Fecha: 17 de Octubre de 2018

Tribunal: AP Zamora

Ponente: PEREZ SERNA, JESUS

Nº de sentencia: 64/2018

Núm. Cendoj: 49275370012018100463

Núm. Ecli: ES:APZA:2018:464

Núm. Roj: SAP ZA 464/2018

Resumen:
VIOLENCIA DOMÉSTICA Y DE GÉNERO. MALTRATO HABITUAL

Encabezamiento


AUD.PROVINCIAL SECCION N. 1
ZAMORA
SENTENCIA: 00064/2018
-
C/SAN TORCUATO, 7
Teléfono: 980559435-980559411
Equipo/usuario: MGG
Modelo: 213100
N.I.G.: 49275 41 2 2018 0002227
RP APELACION PROCTO. ABREVIADO 0000059 /2018
JUZGADO DE INSTRUCCIÓN Nº 5
Delito: VIOLENCIA DOMÉSTICA Y DE GÉNERO. MALTRATO HABITUAL
Recurrente: Flora , MINISTERIO FISCAL
Procurador/a: D/Dª LUIS ANGEL TURIÑO SANCHEZ,
Abogado/a: D/Dª Mª PILAR POSADO CARRERA,
Recurrido: Silvio
Procurador/a: D/Dª DIEGO AVEDILLO SALAS
Abogado/a: D/Dª MIGUEL ANGEL MARTIN ANERO
------------------------------------------ -------
Presidente Ilmo. Sr.
D. JESÚS PÉREZ SERNA
Magistrados Ilmos. Sres.
Doña ESTHER GONZÁLEZ GONZÁLEZ
Doña ANA DESCALZO PINO
------------------------------------------ ------
El Tribunal de esta Audiencia Provincial, compuesto por D. JESÚS PÉREZ SERNA, Presidente, Doña
ESTHER GONZÁLEZ GONZÁLEZ y Doña ANA DESCALZO PINO, Magistrados, ha pronunciado
EN NOMBRE DEL REY
la siguiente

SENTENCIA Nº 64
En Zamora a 17 de Octubre de 2018.
En el recurso de apelación interpuesto contra la sentencia dictada en la precedentes diligencias del
Procedimiento Abreviado número 295/2018, procedentes del Juzgado de lo Penal de Zamora, contra el
acusado Don Silvio , representado por el Procurador Diego Avedillo Salas y asistido del Letrado Sr. Miguel
Ángel Martín Anero, en cuyo recurso son partes como apelante Doña Flora , representada por Don Luis Ángel
Turiño Sánchez y asistida de la Letrada Doña Mª Pilar Posado Carrera al que se adhiere el Ministerio Fiscal y
como apelado Don Silvio , representado por el Procurador Sr. Diego Avedillo Salas y asistido del Letrado Sr.
Miguel Ángel Martín Anero; y ha sido ponente el Ilmo. Sr. Magistrado Don JESÚS PÉREZ SERNA, quien
expresa el parecer de la Sala.

Antecedentes


PRIMERO. -Con fecha 19/07/2018, por la Sra. Magistrada del Juzgado de lo Penal de esta ciudad se dictó sentencia en los autos originales de los que el presente rollo dimana y en cuyos hechos probados literalmente se dice: 'ÚNICO.- De la prueba practicada han resultado acreditados los siguientes hechos: La denunciante sobre las 16 horas del día 26 de junio de 2018 acudió al centro médico Parada del Molino para ser atendida por su médico a la que refirió una presunta agresión del acusado, con el que convivía en su domicilio sito en la CALLE000 nº NUM000 NUM001 de esta ciudad desde el mes de agosto de 2017.

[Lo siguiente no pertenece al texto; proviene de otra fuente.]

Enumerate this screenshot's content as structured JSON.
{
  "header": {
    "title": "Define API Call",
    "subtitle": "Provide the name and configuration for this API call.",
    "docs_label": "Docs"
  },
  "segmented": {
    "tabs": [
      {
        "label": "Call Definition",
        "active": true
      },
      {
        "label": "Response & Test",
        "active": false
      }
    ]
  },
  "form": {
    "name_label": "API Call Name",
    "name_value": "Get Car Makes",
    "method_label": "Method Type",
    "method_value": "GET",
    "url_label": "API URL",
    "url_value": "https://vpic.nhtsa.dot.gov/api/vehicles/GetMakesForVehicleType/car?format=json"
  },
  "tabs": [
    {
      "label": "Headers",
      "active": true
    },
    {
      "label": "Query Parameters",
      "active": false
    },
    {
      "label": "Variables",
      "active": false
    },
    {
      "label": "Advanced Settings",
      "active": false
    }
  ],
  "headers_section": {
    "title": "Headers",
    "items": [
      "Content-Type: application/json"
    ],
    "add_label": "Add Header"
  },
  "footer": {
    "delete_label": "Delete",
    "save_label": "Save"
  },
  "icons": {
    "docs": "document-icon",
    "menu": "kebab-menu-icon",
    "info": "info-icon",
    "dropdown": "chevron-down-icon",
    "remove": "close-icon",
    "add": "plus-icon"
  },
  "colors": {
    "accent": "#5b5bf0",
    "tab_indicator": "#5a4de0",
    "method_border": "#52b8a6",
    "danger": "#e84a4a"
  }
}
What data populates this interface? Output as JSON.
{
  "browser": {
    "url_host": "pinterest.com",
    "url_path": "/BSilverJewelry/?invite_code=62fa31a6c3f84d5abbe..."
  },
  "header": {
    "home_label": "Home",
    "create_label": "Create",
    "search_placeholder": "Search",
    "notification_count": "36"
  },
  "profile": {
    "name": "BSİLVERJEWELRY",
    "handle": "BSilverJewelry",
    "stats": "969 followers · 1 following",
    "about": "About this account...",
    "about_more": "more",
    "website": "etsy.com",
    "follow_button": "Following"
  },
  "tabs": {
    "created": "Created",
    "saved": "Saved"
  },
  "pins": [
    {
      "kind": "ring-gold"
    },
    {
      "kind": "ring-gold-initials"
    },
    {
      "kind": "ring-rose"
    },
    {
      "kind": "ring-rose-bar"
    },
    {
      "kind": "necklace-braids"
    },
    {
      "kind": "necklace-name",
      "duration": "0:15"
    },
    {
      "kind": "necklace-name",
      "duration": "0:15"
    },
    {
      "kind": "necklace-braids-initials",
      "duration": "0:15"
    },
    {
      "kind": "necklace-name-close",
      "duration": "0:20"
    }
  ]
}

La denunciante pretendía dejar la relación porque se había deteriorado desde hacía tiempo y que el acusado abandonara la vivienda de la denunciante en la que ambos convivían'.



SEGUNDO. -En dicha sentencia se contiene el siguiente fallo: ' Absuelvo a don Silvio de los hechos enjuiciados en las presentes actuaciones, declarando de oficio las costas procesales.'.



TERCERO. -Notifica da dicha sentencia a las partes, por la representación procesal de Doña Flora se presentó recurso de apelación, en base a las alegaciones que constan en el mismo y que se dan por reproducidas. Dado traslado del mismo a las demás partes para alegaciones, el Ministerio Fiscal interesó la estimación del mismo y la representación procesal de Don Silvio impugnó el mismo, en base a las alegaciones que constan en sus respectivos escritos y se dan por reproducidas, tras lo cual se remitieron las actuaciones a esta Audiencia Provincial.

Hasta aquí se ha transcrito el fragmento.